= Ademar Jordan =

Knight and troubadour from Saint-Antonin
Ademar Jordan (fl. 1198-1212) was a knight and troubadour from Saint-Antonin in the Rouergue. He was possibly a vassal of Raimon Jordan.

Ademar apparently participated in the war against the Albigensian Crusade, for he was captured by Simon de Montfort on 6 May 1212 and is not heard from again. On the occasion of his capture he composed a sirventes in imitation of Bertran de Born, Si tot m'ai estat lonjamenz. His only other extant song is Pons, viscoms, lezir e sojor, a cobla esparsa or cobla de circonstance.

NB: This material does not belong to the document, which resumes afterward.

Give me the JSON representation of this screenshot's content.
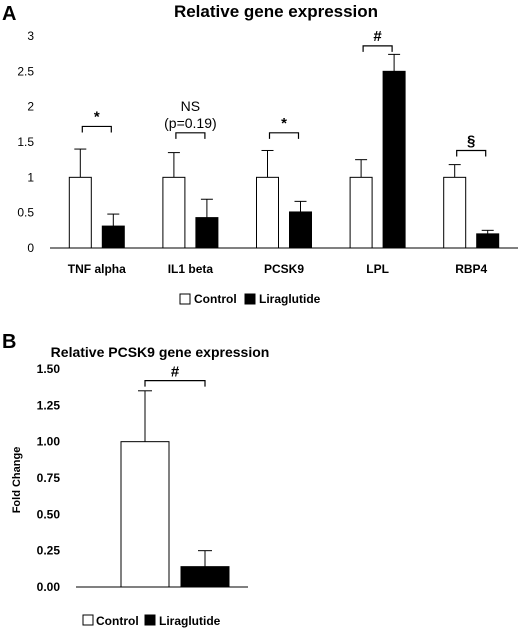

Ademar may also have participated in one of the Crusades (possibly the Fourth or the Reconquista).

==Sources==
- Brunel, Clovis (1926). "Les troubadours Ademar Jordan et Uc Brunenc," Romania, 52, p. 506.
- Jeanroy, Alfred (1934). La poésie lyrique des troubadours. Toulouse: Privat.
- Schulze-Busacker, Elisabeth (1987). "French Conceptions of Foreigners and Foreign Languages in the Twelfth and Thirteenth Centuries," Romance Philology, 41:1 (Aug.) pp. 24-47.